TurquoiseB wrote:
> That's the thing that so amazes me here sometimes,
> and makes me wonder about spiritual traditions that
> claim to not only have all the answers, but the
> *definitive* answers.
>
So, this your "definitive" answer, to argue over
nitpicky details or interpretations of nitpicky
esoteric concepts that only you care about at
"Holy Man Jams" that you never attended,
delivered with pretty much a "Fuck you!"
inflection.
Amazingly cool, I guess, if that's what you want
out of life is to nitpick with Judy and Rory
about how Freddy levitated and then flew through
the air.
> Well said, Peter.
>
> In Boulder, CO, back when he was alive, Chogyam
> Trungpa sponsored a number of "Holy Man Jams."

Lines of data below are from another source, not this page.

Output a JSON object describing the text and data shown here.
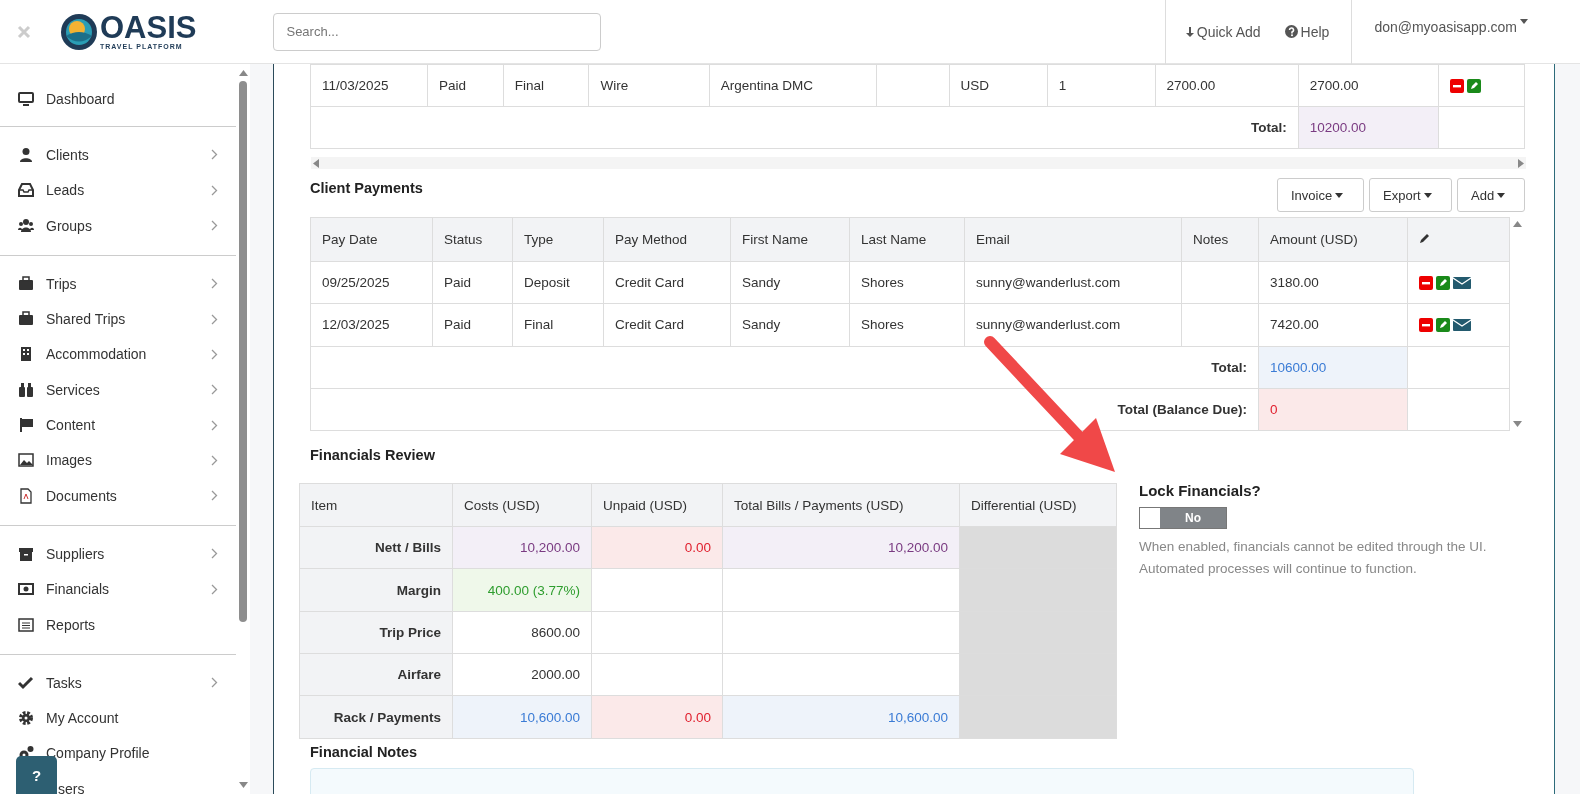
{
  "header": {
    "logo": {
      "name": "OASIS",
      "tagline": "TRAVEL PLATFORM"
    },
    "search": {
      "placeholder": "Search..."
    },
    "quick_add": "Quick Add",
    "help": "Help",
    "user": "don@myoasisapp.com"
  },
  "sidebar": {
    "groups": [
      {
        "items": [
          {
            "label": "Dashboard",
            "submenu": false
          }
        ]
      },
      {
        "items": [
          {
            "label": "Clients",
            "submenu": true
          },
          {
            "label": "Leads",
            "submenu": true
          },
          {
            "label": "Groups",
            "submenu": true
          }
        ]
      },
      {
        "items": [
          {
            "label": "Trips",
            "submenu": true
          },
          {
            "label": "Shared Trips",
            "submenu": true
          },
          {
            "label": "Accommodation",
            "submenu": true
          },
          {
            "label": "Services",
            "submenu": true
          },
          {
            "label": "Content",
            "submenu": true
          },
          {
            "label": "Images",
            "submenu": true
          },
          {
            "label": "Documents",
            "submenu": true
          }
        ]
      },
      {
        "items": [
          {
            "label": "Suppliers",
            "submenu": true
          },
          {
            "label": "Financials",
            "submenu": true
          },
          {
            "label": "Reports",
            "submenu": false
          }
        ]
      },
      {
        "items": [
          {
            "label": "Tasks",
            "submenu": true
          },
          {
            "label": "My Account",
            "submenu": false
          },
          {
            "label": "Company Profile",
            "submenu": false
          },
          {
            "label": "sers",
            "submenu": false
          }
        ]
      }
    ],
    "help_button": "?"
  },
  "supplier_bills": {
    "rows": [
      {
        "cells": [
          "11/03/2025",
          "Paid",
          "Final",
          "Wire",
          "Argentina DMC",
          "",
          "USD",
          "1",
          "2700.00",
          "2700.00"
        ]
      }
    ],
    "total_label": "Total:",
    "total": "10200.00"
  },
  "client_payments": {
    "title": "Client Payments",
    "buttons": [
      {
        "label": "Invoice"
      },
      {
        "label": "Export"
      },
      {
        "label": "Add"
      }
    ],
    "columns": [
      "Pay Date",
      "Status",
      "Type",
      "Pay Method",
      "First Name",
      "Last Name",
      "Email",
      "Notes",
      "Amount (USD)"
    ],
    "rows": [
      {
        "cells": [
          "09/25/2025",
          "Paid",
          "Deposit",
          "Credit Card",
          "Sandy",
          "Shores",
          "sunny@wanderlust.com",
          "",
          "3180.00"
        ]
      },
      {
        "cells": [
          "12/03/2025",
          "Paid",
          "Final",
          "Credit Card",
          "Sandy",
          "Shores",
          "sunny@wanderlust.com",
          "",
          "7420.00"
        ]
      }
    ],
    "totals": [
      {
        "label": "Total:",
        "value": "10600.00",
        "kind": "blue"
      },
      {
        "label": "Total (Balance Due):",
        "value": "0",
        "kind": "red"
      }
    ]
  },
  "financials_review": {
    "title": "Financials Review",
    "columns": [
      "Item",
      "Costs (USD)",
      "Unpaid (USD)",
      "Total Bills / Payments (USD)",
      "Differential (USD)"
    ],
    "rows": [
      {
        "cells": [
          {
            "text": "Nett / Bills",
            "kind": "label"
          },
          {
            "text": "10,200.00",
            "kind": "purple"
          },
          {
            "text": "0.00",
            "kind": "red"
          },
          {
            "text": "10,200.00",
            "kind": "purple"
          },
          {
            "text": "",
            "kind": "diff"
          }
        ]
      },
      {
        "cells": [
          {
            "text": "Margin",
            "kind": "label"
          },
          {
            "text": "400.00 (3.77%)",
            "kind": "green"
          },
          {
            "text": "",
            "kind": "plain"
          },
          {
            "text": "",
            "kind": "plain"
          },
          {
            "text": "",
            "kind": "diff"
          }
        ]
      },
      {
        "cells": [
          {
            "text": "Trip Price",
            "kind": "label"
          },
          {
            "text": "8600.00",
            "kind": "plain"
          },
          {
            "text": "",
            "kind": "plain"
          },
          {
            "text": "",
            "kind": "plain"
          },
          {
            "text": "",
            "kind": "diff"
          }
        ]
      },
      {
        "cells": [
          {
            "text": "Airfare",
            "kind": "label"
          },
          {
            "text": "2000.00",
            "kind": "plain"
          },
          {
            "text": "",
            "kind": "plain"
          },
          {
            "text": "",
            "kind": "plain"
          },
          {
            "text": "",
            "kind": "diff"
          }
        ]
      },
      {
        "cells": [
          {
            "text": "Rack / Payments",
            "kind": "label"
          },
          {
            "text": "10,600.00",
            "kind": "blue"
          },
          {
            "text": "0.00",
            "kind": "red"
          },
          {
            "text": "10,600.00",
            "kind": "blue"
          },
          {
            "text": "",
            "kind": "diff"
          }
        ]
      }
    ]
  },
  "lock": {
    "title": "Lock Financials?",
    "toggle": {
      "label": "No",
      "on": false
    },
    "note": "When enabled, financials cannot be edited through the UI. Automated processes will continue to function."
  },
  "financial_notes": {
    "title": "Financial Notes"
  }
}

> The schtick was to invite noted spiritual teachers
> from different traditions and put them up on stage
> together to discuss spirituality. I never got to
> attend any of them, but several close friends who
> did said that they were a hoot, because almost
> without exception (Trungpa himself being one), they
> almost always devolved into arguments.
>
> Different teachers from different Hindu traditions
> would argue over nitpicky details or interpretations
> of nitpicky esoteric concepts that only they cared
> about. Different Buddhist teachers would argue over
> similar nitpicky details. And naturally they would
> argue across traditions. But the bottom line is that
> almost without exception they would argue, and the
> bottom line of *each and every participant* in the
> arguments was Peter's wonderful line above, delivered
> with pretty much the same "Fuck you!" inflection that
> he managed to put into his post -- "My concept is
> better than your concept (or experience). Read it
> and weep!"
>
> I consider myself fortunate to have run into a few
> teachers who didn't argue, and train their students
> to do the same. The reason is that they never *taught*
> that "This concept is better than another concept."
> They never *taught* that "This technique is better
> than another technique." They never taught "better"
> at all, just "This is how things look from this point
> of view, and this is how the *same* things look from
> this other point of view...both are valid, and many
> others are valid, too."
>
> I understand that there are many who seem to enjoy
> believing that they've "got all the answers." Maharishi
> is certainly one of them ("Every question is a perfect
> opportunity for the answer we have already prepared.").
> And I can see how that would be comforting for some
> people, to believe that they've got the "definitive"
> answer to all the questions of life, and the definitive
> "How it works" to all the works of creation.
>
> Me, I don't know. It's still a mystery to me, and I
> like that just fine. I think that there is just as much
> likelihood that someone from a Hindu tradition has as
> much of a clue as someone from a Buddhist or Christian
> or Muslim tradition does. But at the same time I think
> they're all just *clues*. I'm not convinced that *any*
> of them have solved the mystery. And the more that they
> argue with others and try to assert that they *have*
> definitively solved the mystery of life, the *less* I'm
> convinced that they have solved the mystery. And the
> more I feel comfortable with having no clue myself.
>
> What, after all, can be "sure" that it's got things all
> figured out? Only a self.
>
> And the more that self believes that it *has* got things
> all figured out, and the more it argues with other selves
> for the supremacy of its ideas and concepts, IMO the more
> likely that self is to *remain* a self.
>
> Cool, I guess, if that's what you want out of life.